Operando monitoring of gas bubble evolution in water electrolysis by single high-frequency impedance

Abstract

Gas bubble management is highly demanded in water electrolysis and the lack of real-time monitoring of gas bubbles has slowed down the progress. Here, we demonstrate operando single frequency impedance measurement as an electrochemical means to detecting gas bubble evolution during water splitting reactions. At optimum high frequencies, where the contribution of faradaic charge transfer and mass transport as well as the phase component of the impedance are minimized, the dynamic variation of the resistance response can be correlated to the effect of gas bubbles. The amplitude of the resistance fluctuations indicates the impact of gas bubble evolution on the available active surface in a non-periodic pattern, where a bigger amplitude points to a larger number of gas bubbles and their sluggish growth and detachment over electrodes.
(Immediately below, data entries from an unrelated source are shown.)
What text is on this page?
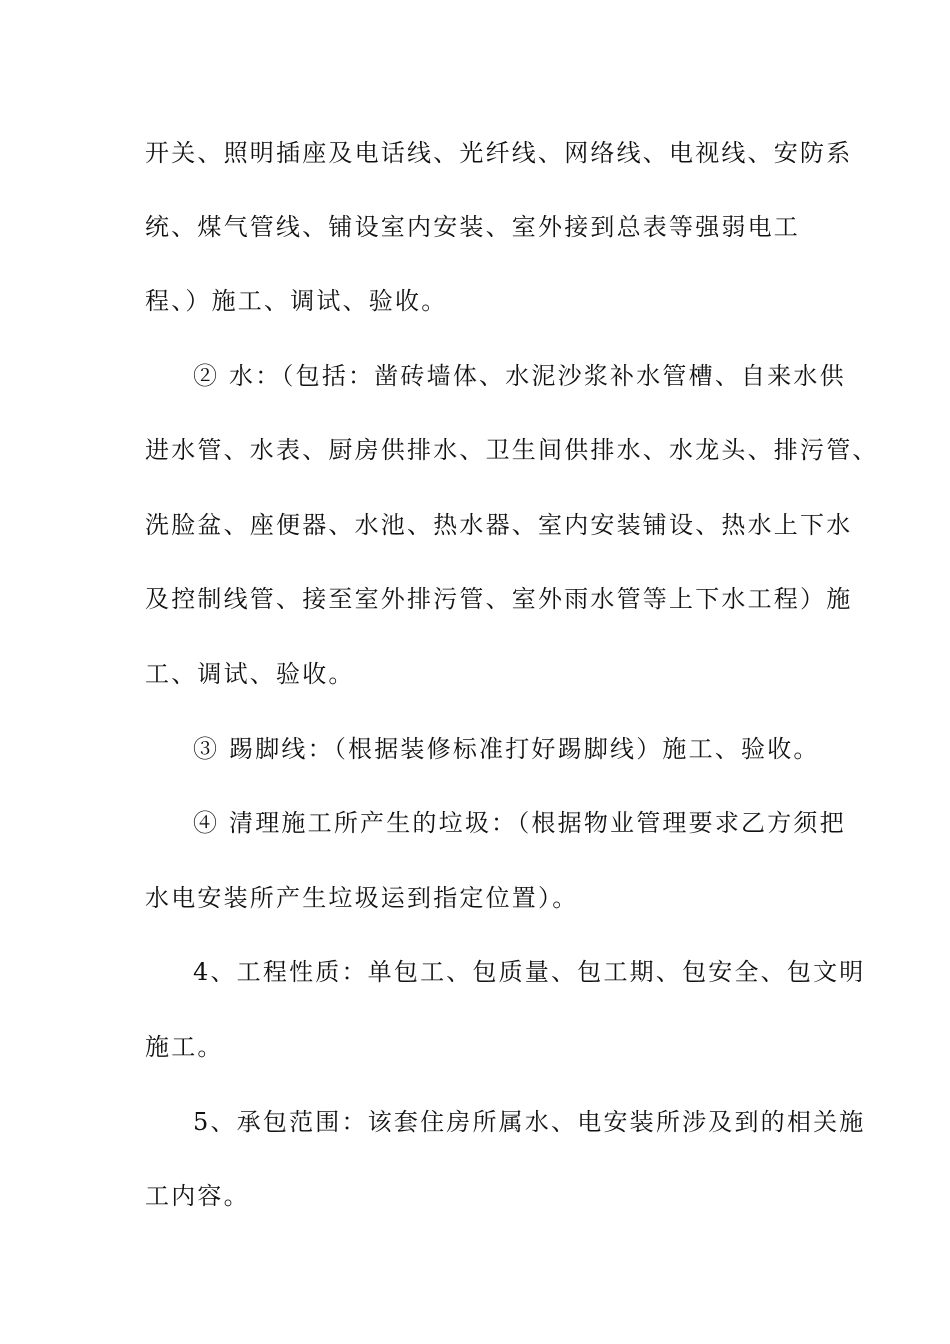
开关、照明插座及电话线、光纤线、网络线、电视线、安防系
统、煤气管线、铺设室内安装、室外接到总表等强弱电工
程、）施工、调试、验收。
② 水：（包括：凿砖墙体、水泥沙浆补水管槽、自来水供
进水管、水表、厨房供排水、卫生间供排水、水龙头、排污管、
洗脸盆、座便器、水池、热水器、室内安装铺设、热水上下水
及控制线管、接至室外排污管、室外雨水管等上下水工程）施
工、调试、验收。
③ 踢脚线：（根据装修标准打好踢脚线）施工、验收。
④ 清理施工所产生的垃圾：（根据物业管理要求乙方须把
水电安装所产生垃圾运到指定位置）。
4、工程性质：单包工、包质量、包工期、包安全、包文明
施工。
5、承包范围：该套住房所属水、电安装所涉及到的相关施
工内容。
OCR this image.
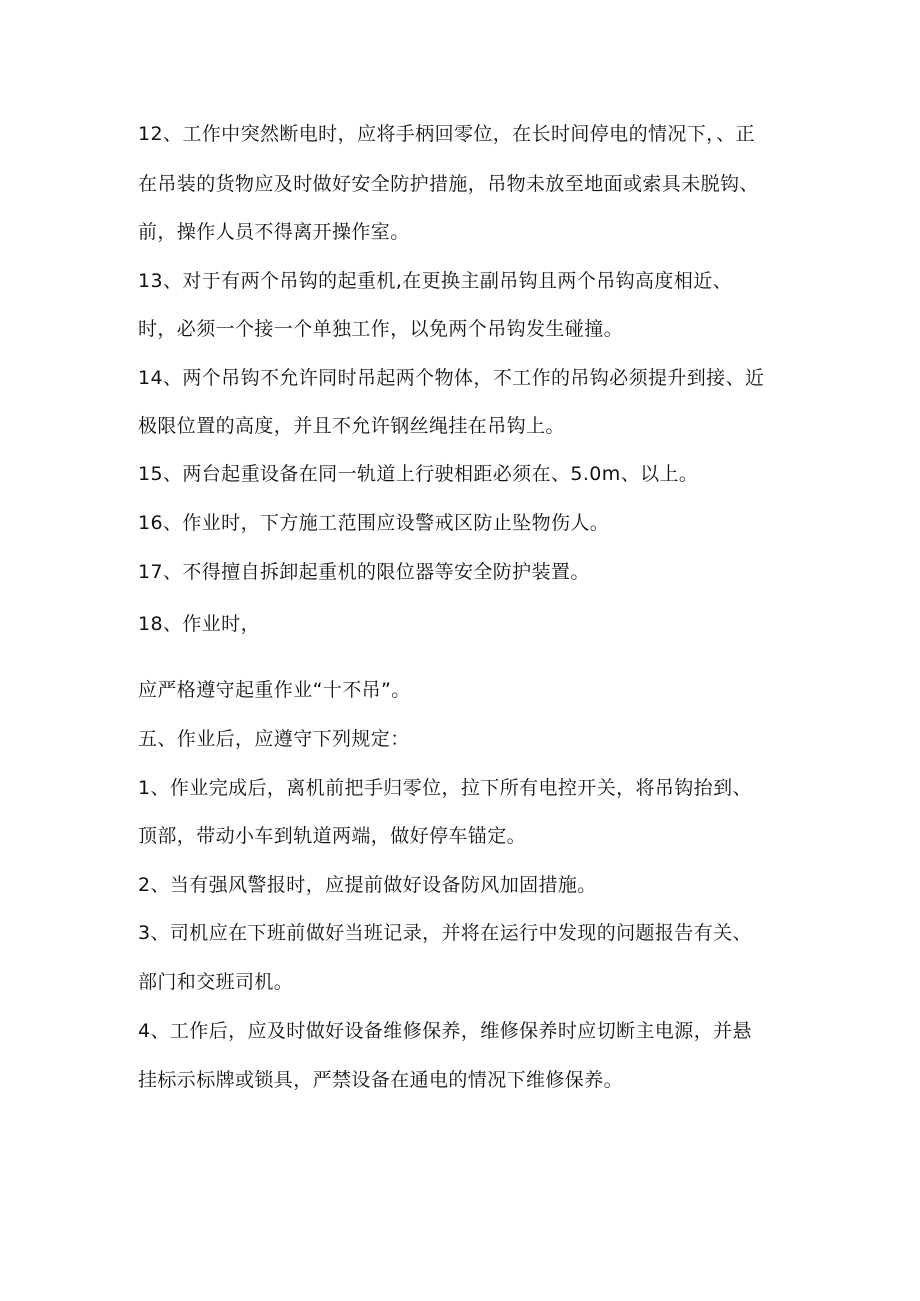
12、工作中突然断电时，应将手柄回零位，在长时间停电的情况下，、正

在吊装的货物应及时做好安全防护措施，吊物未放至地面或索具未脱钩、

前，操作人员不得离开操作室。

13、对于有两个吊钩的起重机,在更换主副吊钩且两个吊钩高度相近、

时，必须一个接一个单独工作，以免两个吊钩发生碰撞。

14、两个吊钩不允许同时吊起两个物体，不工作的吊钩必须提升到接、近

极限位置的高度，并且不允许钢丝绳挂在吊钩上。

15、两台起重设备在同一轨道上行驶相距必须在、5.0m、以上。

16、作业时，下方施工范围应设警戒区防止坠物伤人。

17、不得擅自拆卸起重机的限位器等安全防护装置。

18、作业时，

应严格遵守起重作业“十不吊”。

五、作业后，应遵守下列规定：

1、作业完成后，离机前把手归零位，拉下所有电控开关，将吊钩抬到、

顶部，带动小车到轨道两端，做好停车锚定。

2、当有强风警报时，应提前做好设备防风加固措施。

3、司机应在下班前做好当班记录，并将在运行中发现的问题报告有关、

部门和交班司机。

4、工作后，应及时做好设备维修保养，维修保养时应切断主电源，并悬

挂标示标牌或锁具，严禁设备在通电的情况下维修保养。
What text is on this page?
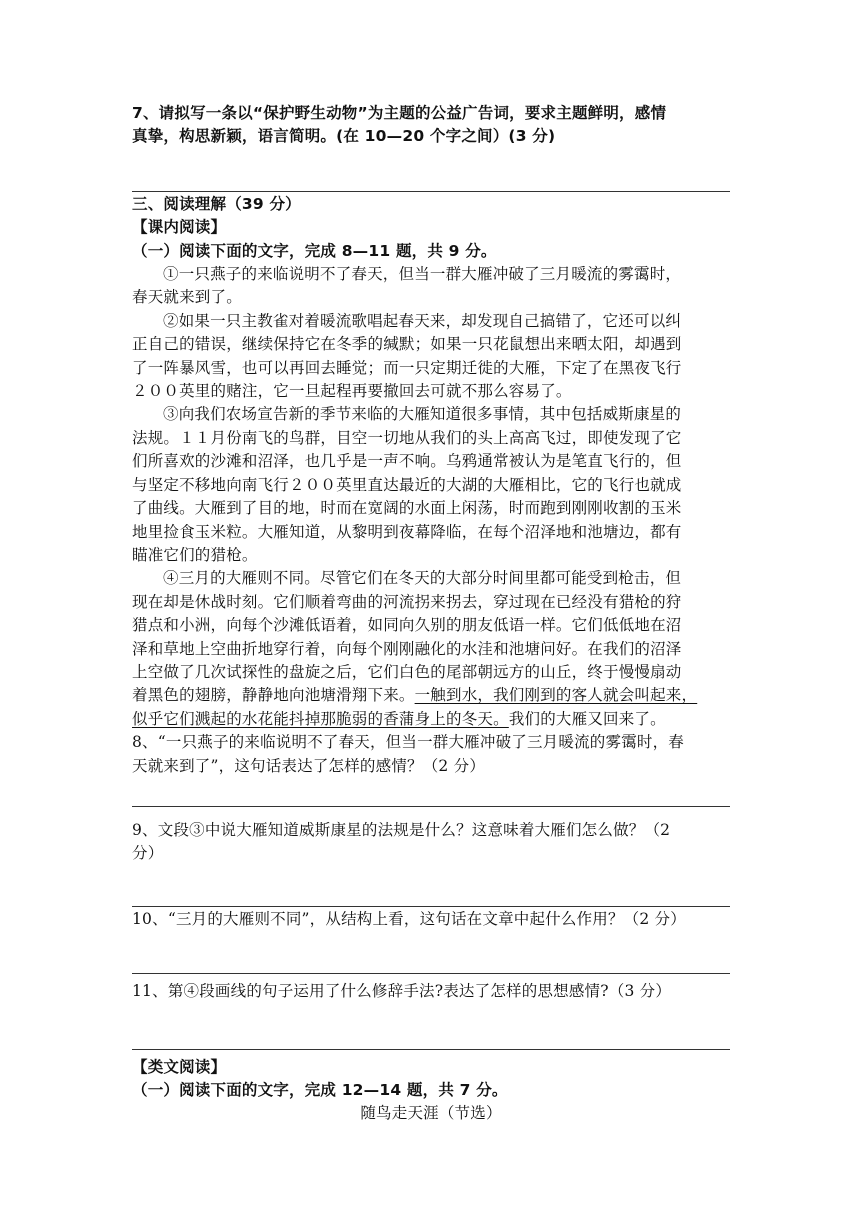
7、请拟写一条以“保护野生动物”为主题的公益广告词，要求主题鲜明，感情
真挚，构思新颖，语言简明。(在 10—20 个字之间）(3 分)
三、阅读理解（39 分）
【课内阅读】
（一）阅读下面的文字，完成 8—11 题，共 9 分。
①一只燕子的来临说明不了春天，但当一群大雁冲破了三月暖流的雾霭时，
春天就来到了。
②如果一只主教雀对着暖流歌唱起春天来，却发现自己搞错了，它还可以纠
正自己的错误，继续保持它在冬季的缄默；如果一只花鼠想出来晒太阳，却遇到
了一阵暴风雪，也可以再回去睡觉；而一只定期迁徙的大雁，下定了在黑夜飞行
２００英里的赌注，它一旦起程再要撤回去可就不那么容易了。
③向我们农场宣告新的季节来临的大雁知道很多事情，其中包括威斯康星的
法规。１１月份南飞的鸟群，目空一切地从我们的头上高高飞过，即使发现了它
们所喜欢的沙滩和沼泽，也几乎是一声不响。乌鸦通常被认为是笔直飞行的，但
与坚定不移地向南飞行２００英里直达最近的大湖的大雁相比，它的飞行也就成
了曲线。大雁到了目的地，时而在宽阔的水面上闲荡，时而跑到刚刚收割的玉米
地里捡食玉米粒。大雁知道，从黎明到夜幕降临，在每个沼泽地和池塘边，都有
瞄准它们的猎枪。
④三月的大雁则不同。尽管它们在冬天的大部分时间里都可能受到枪击，但
现在却是休战时刻。它们顺着弯曲的河流拐来拐去，穿过现在已经没有猎枪的狩
猎点和小洲，向每个沙滩低语着，如同向久别的朋友低语一样。它们低低地在沼
泽和草地上空曲折地穿行着，向每个刚刚融化的水洼和池塘问好。在我们的沼泽
上空做了几次试探性的盘旋之后，它们白色的尾部朝远方的山丘，终于慢慢扇动
着黑色的翅膀，静静地向池塘滑翔下来。一触到水，我们刚到的客人就会叫起来，
似乎它们溅起的水花能抖掉那脆弱的香蒲身上的冬天。我们的大雁又回来了。
8、“一只燕子的来临说明不了春天，但当一群大雁冲破了三月暖流的雾霭时，春
天就来到了”，这句话表达了怎样的感情？（2 分）
9、文段③中说大雁知道威斯康星的法规是什么？这意味着大雁们怎么做？（2
分）
10、“三月的大雁则不同”，从结构上看，这句话在文章中起什么作用？（2 分）
11、第④段画线的句子运用了什么修辞手法?表达了怎样的思想感情?（3 分）
【类文阅读】
（一）阅读下面的文字，完成 12—14 题，共 7 分。
随鸟走天涯（节选）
Accordingly, the dynamic resistance variation varies with surface wettability and electrode configuration from flat two-dimensional to porous three-dimensional electrodes. Coupling this technique with operando optical microscopy unravels the correlation of the dynamic variation amplitude with gas bubble characteristics, i.e., size and release rate. The approach is applied to a bifunctional hetero-hierarchical Ni(OH)₂@N-NiC catalyst to confirm the operando monitoring of ultrafast hydrogen and oxygen bubble evolution due to its superaerophobicity and anisotropic morphology. This facile operando approach is applied for monitoring gas bubble evolution in non-transparent full water electrolyser cells, and is useful for developing gas-repelling electrodes, as well as a range of gas evolving applications beyond.